A $6,638 Social Security Benefit Cut? Really? - AMAC & The Motley Fool
Yes, all Social Security benefits are due to be cut without congressional reform of a program that’s been barreling toward insolvency for decades. As Sean Williams noes in this comprehensive piece, the time of reckoning is almost here. He explains the demographic problem of increased longevity and fewer workers contributing and debunks the traditional “Congress stole the money” and “illegal aliens are getting it all” myths. His $6,638 calculation is the annual cut the average recipient will get in 2033 using an average 2.6% COLA between now and then. Williams puts the blame on Congress for failing to address the program’s troubles that have been known for decades. He goes through Democrat and GOP proposals for reform, with the former relying on tax increases and the latter preferring trimming benefits and raising the retirement age.

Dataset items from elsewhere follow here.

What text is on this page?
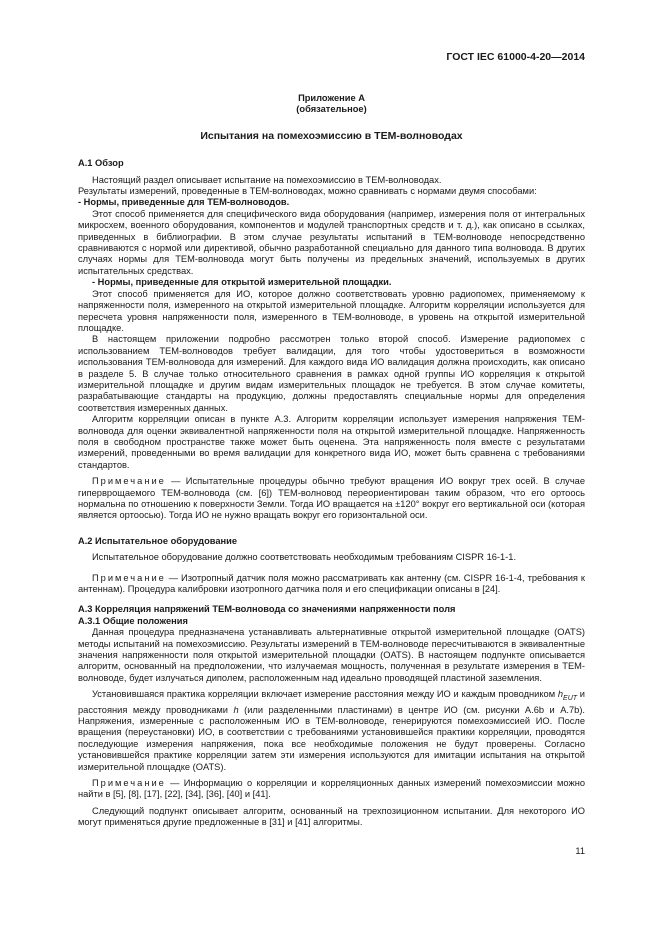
ГОСТ IEC 61000-4-20—2014
Приложение А
(обязательное)
Испытания на помехоэмиссию в ТЕМ-волноводах
А.1 Обзор

Настоящий раздел описывает испытание на помехоэмиссию в ТЕМ-волноводах.

Результаты измерений, проведенные в ТЕМ-волноводах, можно сравнивать с нормами двумя способами:

- Нормы, приведенные для ТЕМ-волноводов.

Этот способ применяется для специфического вида оборудования (например, измерения поля от интегральных микросхем, военного оборудования, компонентов и модулей транспортных средств и т. д.), как описано в ссылках, приведенных в библиографии. В этом случае результаты испытаний в ТЕМ-волноводе непосредственно сравниваются с нормой или директивой, обычно разработанной специально для данного типа волновода. В других случаях нормы для ТЕМ-волновода могут быть получены из предельных значений, используемых в других испытательных средствах.

- Нормы, приведенные для открытой измерительной площадки.

Этот способ применяется для ИО, которое должно соответствовать уровню радиопомех, применяемому к напряженности поля, измеренного на открытой измерительной площадке. Алгоритм корреляции используется для пересчета уровня напряженности поля, измеренного в ТЕМ-волноводе, в уровень на открытой измерительной площадке.

В настоящем приложении подробно рассмотрен только второй способ. Измерение радиопомех с использованием ТЕМ-волноводов требует валидации, для того чтобы удостовериться в возможности использования ТЕМ-волновода для измерений. Для каждого вида ИО валидация должна происходить, как описано в разделе 5. В случае только относительного сравнения в рамках одной группы ИО корреляция к открытой измерительной площадке и другим видам измерительных площадок не требуется. В этом случае комитеты, разрабатывающие стандарты на продукцию, должны предоставлять специальные нормы для определения соответствия измеренных данных.

Алгоритм корреляции описан в пункте А.3. Алгоритм корреляции использует измерения напряжения ТЕМ-волновода для оценки эквивалентной напряженности поля на открытой измерительной площадке. Напряженность поля в свободном пространстве также может быть оценена. Эта напряженность поля вместе с результатами измерений, проведенными во время валидации для конкретного вида ИО, может быть сравнена с требованиями стандартов.

Примечание — Испытательные процедуры обычно требуют вращения ИО вокруг трех осей. В случае гиперврощаемого ТЕМ-волновода (см. [6]) ТЕМ-волновод переориентирован таким образом, что его ортоось нормальна по отношению к поверхности Земли. Тогда ИО вращается на ±120° вокруг его вертикальной оси (которая является ортоосью). Тогда ИО не нужно вращать вокруг его горизонтальной оси.

А.2 Испытательное оборудование

Испытательное оборудование должно соответствовать необходимым требованиям CISPR 16-1-1.

Примечание — Изотропный датчик поля можно рассматривать как антенну (см. CISPR 16-1-4, требования к антеннам). Процедура калибровки изотропного датчика поля и его спецификации описаны в [24].

А.3 Корреляция напряжений ТЕМ-волновода со значениями напряженности поля
А.3.1 Общие положения

Данная процедура предназначена устанавливать альтернативные открытой измерительной площадке (OATS) методы испытаний на помехоэмиссию. Результаты измерений в ТЕМ-волноводе пересчитываются в эквивалентные значения напряженности поля открытой измерительной площадки (OATS). В настоящем подпункте описывается алгоритм, основанный на предположении, что излучаемая мощность, полученная в результате измерения в ТЕМ-волноводе, будет излучаться диполем, расположенным над идеально проводящей пластиной заземления.

Установившаяся практика корреляции включает измерение расстояния между ИО и каждым проводником $h_{EUT}$ и расстояния между проводниками h (или разделенными пластинами) в центре ИО (см. рисунки А.6b и А.7b). Напряжения, измеренные с расположенным ИО в ТЕМ-волноводе, генерируются помехоэмиссией ИО. После вращения (переустановки) ИО, в соответствии с требованиями установившейся практики корреляции, проводятся последующие измерения напряжения, пока все необходимые положения не будут проверены. Согласно установившейся практике корреляции затем эти измерения используются для имитации испытания на открытой измерительной площадке (OATS).

Примечание — Информацию о корреляции и корреляционных данных измерений помехоэмиссии можно найти в [5], [8], [17], [22], [34], [36], [40] и [41].

Следующий подпункт описывает алгоритм, основанный на трехпозиционном испытании. Для некоторого ИО могут применяться другие предложенные в [31] и [41] алгоритмы.

11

Full piece here.
As an example of the leading thoughts on reforming Social Security, the Association of Mature American Citizens (AMAC, Inc.) believes Social Security must be preserved and modernized. This can be achieved without tax increases by slight modifications to cost of living adjustments and payments to high income beneficiaries plus gradually increasing the full (but not early) retirement age. AMAC Action, AMAC’s advocacy arm, supports an increase in the threshold where benefits are taxed and then indexing for inflation, and calls for eliminating the reduction in people’s benefits for those choosing to work before full retirement age. AMAC is resolute in its mission that Social Security be preserved for current and successive generations and has gotten the attention of lawmakers in D.C., meeting with many congressional offices and staff over the past decade.